I retired in 2019 as a Master Chief Petty Officer and am proud to call myself a veteran. Now, as a member of Congress, I have the opportunity to advocate for my fellow veterans, making sure they receive the benefits and care from our government that they rightfully deserve. This week we have seen part of that care threatened, as the government plans to send VA medical personnel to respond to the border crisis when Title 42 is lifted. This is a reprehensible idea - not only as a veteran myself, but because I have seen veterans in my district who rely so much on our VA for their health and well-being. I cannot imagine stripping their access to care because this administration has decided to prioritize the needs of migrants over them.
My district includes 40 percent of the U.S.-Mexico border. I am at the border every single week, seeing the devastation it has caused to our communities. If Title 42 is lifted with no contingency plan in place, our border will spiral to complete chaos. We need reinforcements at the southern border, but it cannot come at the expense of our veterans. The men and women who have bravely fought for our country do not deserve to bear the burden of President Biden's self-inflicted crisis.

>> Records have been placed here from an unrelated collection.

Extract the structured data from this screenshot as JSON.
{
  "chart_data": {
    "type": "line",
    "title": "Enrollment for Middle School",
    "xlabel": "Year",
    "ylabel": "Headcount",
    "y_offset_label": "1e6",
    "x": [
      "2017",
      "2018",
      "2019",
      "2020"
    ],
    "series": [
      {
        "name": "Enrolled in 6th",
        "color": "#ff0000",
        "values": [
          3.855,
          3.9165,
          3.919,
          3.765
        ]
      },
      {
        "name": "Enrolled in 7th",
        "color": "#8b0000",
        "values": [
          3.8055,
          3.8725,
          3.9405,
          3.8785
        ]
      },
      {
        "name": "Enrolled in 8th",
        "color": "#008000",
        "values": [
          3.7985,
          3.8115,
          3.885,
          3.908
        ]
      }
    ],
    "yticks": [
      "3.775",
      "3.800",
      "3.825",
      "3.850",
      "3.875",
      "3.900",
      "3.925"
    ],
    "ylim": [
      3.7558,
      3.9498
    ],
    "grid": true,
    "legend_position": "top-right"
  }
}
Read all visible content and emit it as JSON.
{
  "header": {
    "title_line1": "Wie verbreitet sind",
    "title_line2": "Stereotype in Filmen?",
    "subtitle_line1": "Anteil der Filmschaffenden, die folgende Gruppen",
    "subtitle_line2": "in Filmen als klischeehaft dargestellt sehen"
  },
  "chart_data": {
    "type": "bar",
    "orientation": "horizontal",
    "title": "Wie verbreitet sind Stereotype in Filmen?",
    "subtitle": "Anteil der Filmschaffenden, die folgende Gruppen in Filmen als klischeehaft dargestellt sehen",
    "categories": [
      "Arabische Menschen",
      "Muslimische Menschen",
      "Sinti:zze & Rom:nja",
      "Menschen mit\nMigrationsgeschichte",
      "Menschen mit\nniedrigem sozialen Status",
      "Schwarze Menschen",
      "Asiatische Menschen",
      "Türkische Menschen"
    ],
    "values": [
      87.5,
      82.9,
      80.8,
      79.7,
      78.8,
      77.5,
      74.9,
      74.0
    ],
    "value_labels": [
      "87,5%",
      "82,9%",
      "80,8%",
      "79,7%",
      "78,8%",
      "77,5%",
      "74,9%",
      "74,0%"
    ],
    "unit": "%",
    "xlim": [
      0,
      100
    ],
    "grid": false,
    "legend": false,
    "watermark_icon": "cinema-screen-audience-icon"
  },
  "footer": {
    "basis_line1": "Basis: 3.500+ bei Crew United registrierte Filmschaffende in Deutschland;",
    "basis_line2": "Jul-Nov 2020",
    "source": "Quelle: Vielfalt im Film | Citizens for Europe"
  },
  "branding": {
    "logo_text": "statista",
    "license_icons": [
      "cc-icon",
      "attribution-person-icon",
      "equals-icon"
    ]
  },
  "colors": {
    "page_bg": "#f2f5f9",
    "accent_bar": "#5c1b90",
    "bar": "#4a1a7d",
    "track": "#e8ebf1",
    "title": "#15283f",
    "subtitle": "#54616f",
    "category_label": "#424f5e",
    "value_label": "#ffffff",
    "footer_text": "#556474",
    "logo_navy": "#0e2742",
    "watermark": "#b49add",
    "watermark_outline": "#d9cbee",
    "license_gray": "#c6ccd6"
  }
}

I have been urging this administration to keep Title 42 in place until there is a sound, tangible replacement. Both myself and other border lawmakers have proposed reasonable solutions put in place as Title 42 is repealed. These are solutions like resuming repatriation flights, enforcing Remain in Mexico and increasing immigration judges. Instead of considering these proposals, they have decided to strip benefits from those who put their lives on the line. And they have come to this decision without consulting anyone whose livelihood is impacted by the border crisis.
As I visit our border towns, I see the normal challenges faced by other rural communities - lack of proper infrastructure, limited access to broadband services, and isolation from the services in big cities. Veterans in these areas face a specific issue - limited access to VA health care or medical centers. For veterans in Eagle Pass - the epicenter of the border crisis - the closest option for care might be in San Antonio, a two-hour commute from home. Some veterans are even forced to cross the border into Piedras Negras for a higher level of care. Many of our veterans already have limited access to proper VA care simply because of their location. This administration's incompetence should not impact the healthcare of our veterans by increasing wait times or reducing appointment availability due to a lack of personnel available.
Our nation's veterans have sacrificed so much for this country, specifically those who served multiple tours. Parents have missed graduations and dance recitals. Brothers and sisters have missed weddings. Families have felt their absences at the holidays. Many of us also have both visible and invisible evidence of this sacrifice: PTSD, lost limbs, depression and anxiety, chronic pain and other injuries. When we swore the oath to serve this country, we knew what we were risking - all for a cause we believed in. We cannot ask our veterans to make yet another sacrifice because of this administration's poor decisions.